Antimicrobials whose use represented more than 10% of the total antibiotic prescription during the study period were introduced in the equation.

Use of each of the antimicrobials chosen was then converted into a proportion of the selected antimicrobial group. AHI was then calculated comparing the antimicrobial use of each period with its hypothetical proportion in the case of ideally heterogeneous use. AHI assumes a value between 0 and 1, with 1 indicating complete heterogeneity. AHIs of each prioritization and restriction schedule were analysed separately and then pooled together to obtain the mean AHI for prioritization and restriction periods.

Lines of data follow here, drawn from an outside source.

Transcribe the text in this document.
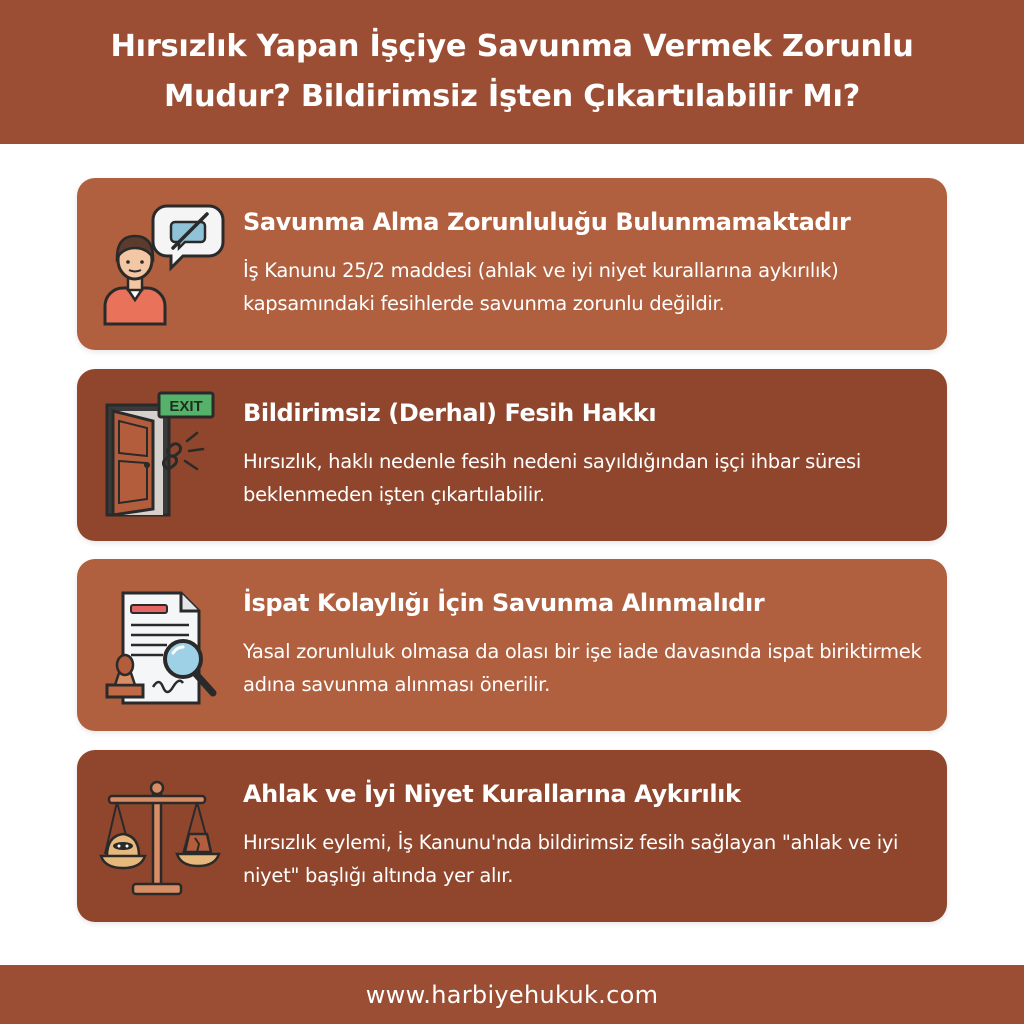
Hırsızlık Yapan İşçiye Savunma Vermek Zorunlu
Mudur? Bildirimsiz İşten Çıkartılabilir Mı?
Savunma Alma Zorunluluğu Bulunmamaktadır
İş Kanunu 25/2 maddesi (ahlak ve iyi niyet kurallarına aykırılık) kapsamındaki fesihlerde savunma zorunlu değildir.
EXIT Bildirimsiz (Derhal) Fesih Hakkı
Hırsızlık, haklı nedenle fesih nedeni sayıldığından işçi ihbar süresi beklenmeden işten çıkartılabilir.
İspat Kolaylığı İçin Savunma Alınmalıdır
Yasal zorunluluk olmasa da olası bir işe iade davasında ispat biriktirmek adına savunma alınması önerilir.
Ahlak ve İyi Niyet Kurallarına Aykırılık
Hırsızlık eylemi, İş Kanunu'nda bildirimsiz fesih sağlayan "ahlak ve iyi niyet" başlığı altında yer alır.
www.harbiyehukuk.com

For all targeted microorganisms the incidence rate of colonization and/or infections was calculated by dividing the number of patients with a positive culture by the total number of patients admitted to the ICU from 30 days post-initiation of the intervention period until 30 days post-study finalization. Surveillance cultures to determine colonization on ICU admission were not routinely performed. Microbiological data collection was extended 1 month beyond the end of each period, on the assumption that the effects of antibiotic pressure on microbiological ecology may not occur immediately after its prescription.

Statistical analysis

Each period was compared with the patient-specific antibiotic therapy period used as the control group. Proportions were compared using the {chi}2 test with Yates correction or Fisher's exact test when necessary. Means were compared using the Student's t-test. The Bonferroni correction was used to adjust for multiple comparisons and P values of <0.016 were considered significant. For each antibiotic a Poisson regression model with the dependent variable PDD and the exposure variable total days of stay was used to estimate the relative risk (RR) of antibiotic consumption in two different periods. The patient-specific period was used as the reference category, and 95% confidence intervals of the RRs were obtained. The analyses were performed using Stata software.16 The incidences of colonization/infection of each of the targeted microorganisms were compared using the RR with a 95% confidence interval.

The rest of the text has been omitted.